From a practical point of view, studying the causes and treatment of palinopsia presents many challenges to the researcher. Since the condition does not produce effects apparent to an outside observer, animal testing, is impossible unless more is known about the pathology. If, as is likely, the problem stems from differences at the neuronal level, cell culture experiments or animal model experiments could lead to an understanding of how to induce, and possibly correct, the malfunction. However, characterizing that pathology would be a difficult process, as the option of isolating known dysfunctional neurons from a sufferer would be very difficult, as palinopsia is not fatal (by way of contrast, much of our early knowledge of the pathology in Alzheimer's Disease was learned by examining the brains of recently deceased Alzheimer's sufferers). Future research, such as advances in MRI technology, or immunofluorescence experiments, might allow insight into the physiological differences between the visual systems of persons with normal vision and those with palinopsia, without requiring invasive procedures.
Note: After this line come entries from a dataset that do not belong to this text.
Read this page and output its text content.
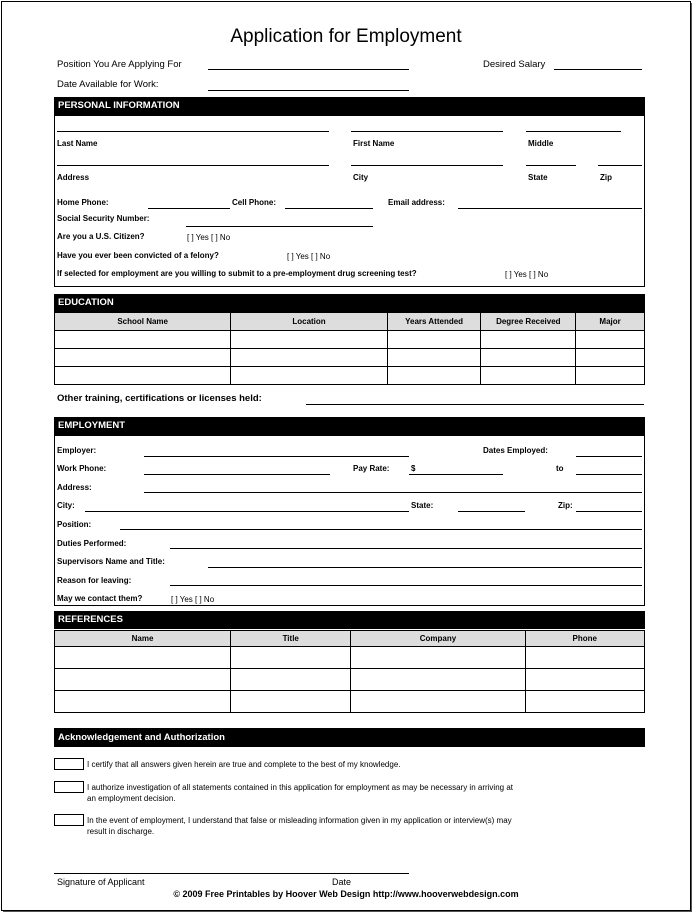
Application for Employment
Position You Are Applying For	Desired Salary
Date Available for Work:
PERSONAL INFORMATION
Last Name	First Name	Middle
Address	City	State	Zip
Home Phone:	Cell Phone:	Email address:
Social Security Number:
Are you a U.S. Citizen?	[ ] Yes [ ] No
Have you ever been convicted of a felony?	[ ] Yes [ ] No
If selected for employment are you willing to submit to a pre-employment drug screening test?	[ ] Yes [ ] No
EDUCATION
School Name	Location	Years Attended	Degree Received	Major

Other training, certifications or licenses held:
EMPLOYMENT
Employer:	Dates Employed:
Work Phone:	Pay Rate:	$	to
Address:
City:	State:	Zip:
Position:
Duties Performed:
Supervisors Name and Title:
Reason for leaving:
May we contact them?	[ ] Yes [ ] No
REFERENCES
Name	Title	Company	Phone

Acknowledgement and Authorization
I certify that all answers given herein are true and complete to the best of my knowledge.
I authorize investigation of all statements contained in this application for employment as may be necessary in arriving at
an employment decision.
In the event of employment, I understand that false or misleading information given in my application or interview(s) may
result in discharge.
Signature of Applicant	Date
© 2009 Free Printables by Hoover Web Design http://www.hooverwebdesign.com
In addition, advances in knowledge of the brain, particularly in how the brain recycles visual stimuli, might provide an explanation for palinopsia.
The treatment for palinopsia largely depends on the root cause for the disorder. If the disorder's root cause is epileptic in nature, anti-epileptic drugs will likely be prescribed. If the root cause of the disorder is due to brain damage, further evaluation by a neurologist is necessary to make informed decisions about treatment path for the patient in question. For those with dural defects, surgery may be required. Some treatments involve benzodiazepines, which are prescribed primarily for their anxiety-reducing effects, although as they promote uptake of GABA, an inhibitory neurotransmitter, they might reduce the overstimulation which has been shown to occur in palinopsia sufferers. However, few if any patients treated with benzodiazapenes report any noticeable, let alone complete, reversal of visual symptoms, and thus treatments for the underlying condition remain unknown.
In some instances, cases resolve themselves after a period of time, though the length of time varies considerably and can be lifelong; in fact what little evidence there is suggests that the condition is lifelong more often than not. Most sufferers seek to adapt to their condition by accepting it as part of normal experience. However, this adaptation is not as easy as it might seem and can take many years.